In "Genesis: The Movie" Capon returns to the opening scenes of the biblical story, drawing new insights from the old and familiar by teaching us to view Scripture in a whimsical -- yet fruitful -- new way. Capon's goal is to get people out the habit of reading the Bible as a book of religious instructions and into the habit of watching it as a movie about history whose director is God.
There is nothing frivolous about Capon's approach. The lesson of watching a movie is that the audience never asks questions about whether the events depicted actually happened. Instead, viewers accept the history the director presents on the screen. Handling Scripture in the same way helps avoid becoming bogged down in "literalism, " be it fundamentalism, which insists that every scrap of the Bible be taken as literally true, or liberalism, which says that only those portions of the text that can be verified historically should be considered legitimate parts of the Bible.

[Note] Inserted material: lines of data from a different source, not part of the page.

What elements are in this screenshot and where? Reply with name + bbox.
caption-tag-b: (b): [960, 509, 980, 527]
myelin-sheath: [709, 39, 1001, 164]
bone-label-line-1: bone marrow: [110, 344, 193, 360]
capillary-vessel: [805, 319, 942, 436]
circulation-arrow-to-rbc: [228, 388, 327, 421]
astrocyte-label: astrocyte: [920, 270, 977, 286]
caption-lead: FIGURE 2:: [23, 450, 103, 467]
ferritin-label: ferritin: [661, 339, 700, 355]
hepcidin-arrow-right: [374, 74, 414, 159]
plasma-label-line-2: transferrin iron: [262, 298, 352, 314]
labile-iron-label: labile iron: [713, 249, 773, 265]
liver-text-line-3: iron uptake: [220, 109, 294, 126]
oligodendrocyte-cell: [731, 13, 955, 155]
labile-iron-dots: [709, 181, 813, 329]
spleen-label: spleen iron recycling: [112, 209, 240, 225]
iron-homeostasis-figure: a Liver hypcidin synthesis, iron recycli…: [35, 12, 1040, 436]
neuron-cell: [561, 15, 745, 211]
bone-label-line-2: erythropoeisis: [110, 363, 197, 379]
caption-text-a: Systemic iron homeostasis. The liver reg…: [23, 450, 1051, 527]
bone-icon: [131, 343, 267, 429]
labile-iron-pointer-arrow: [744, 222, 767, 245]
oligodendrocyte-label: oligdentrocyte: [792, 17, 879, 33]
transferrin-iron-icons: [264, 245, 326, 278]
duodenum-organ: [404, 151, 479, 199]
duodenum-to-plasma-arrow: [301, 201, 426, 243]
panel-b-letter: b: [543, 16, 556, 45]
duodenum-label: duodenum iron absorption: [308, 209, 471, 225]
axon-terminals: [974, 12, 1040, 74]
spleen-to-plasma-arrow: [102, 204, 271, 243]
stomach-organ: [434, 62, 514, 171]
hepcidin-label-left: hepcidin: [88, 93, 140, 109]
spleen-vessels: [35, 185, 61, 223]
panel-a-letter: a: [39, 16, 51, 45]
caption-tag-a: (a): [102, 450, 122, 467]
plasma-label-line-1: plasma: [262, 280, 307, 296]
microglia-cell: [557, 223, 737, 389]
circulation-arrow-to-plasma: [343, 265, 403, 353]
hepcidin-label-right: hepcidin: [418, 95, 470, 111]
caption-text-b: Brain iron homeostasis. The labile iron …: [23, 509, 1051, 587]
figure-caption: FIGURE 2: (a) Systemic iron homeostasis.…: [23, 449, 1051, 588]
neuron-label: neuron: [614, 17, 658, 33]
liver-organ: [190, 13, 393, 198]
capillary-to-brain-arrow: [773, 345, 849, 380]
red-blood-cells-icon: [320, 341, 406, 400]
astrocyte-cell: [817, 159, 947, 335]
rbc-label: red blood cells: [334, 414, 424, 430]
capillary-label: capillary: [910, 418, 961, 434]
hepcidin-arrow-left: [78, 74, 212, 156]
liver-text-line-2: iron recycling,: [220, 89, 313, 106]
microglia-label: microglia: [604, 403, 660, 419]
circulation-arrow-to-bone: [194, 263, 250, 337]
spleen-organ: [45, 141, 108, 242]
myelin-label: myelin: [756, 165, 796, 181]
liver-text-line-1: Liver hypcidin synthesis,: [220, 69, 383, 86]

Beyond its novel approach to Scripture, this book is also a genuine commentary on the first three chapters of Genesis. Every verse is given as it appears in the Hebrew, the Septuagint, and the Vulgate, as well as in the KJV, RSV, and NRSV versions of the Bible. In addition, Capon shows the interpretive freedom with which the church's fathers and mothers approached Scripture by making extensive use of Augustine's commentary on Genesis found in "Confessions" and "De Genesi ad Litteram." Nevertheless, this book is a much Capon the charming writer-teacher as it is Capon the scholar,characterized as it is by the personal, conversational, often witty style for which Capon is well known.
All in all -- between the poetry Capon so often quotes, the humor he can't resist, and the more (or less) straight theology that's his stock in trade -- "Genesis: The Movie" is a gem of a book that will please, and challenge, every reader.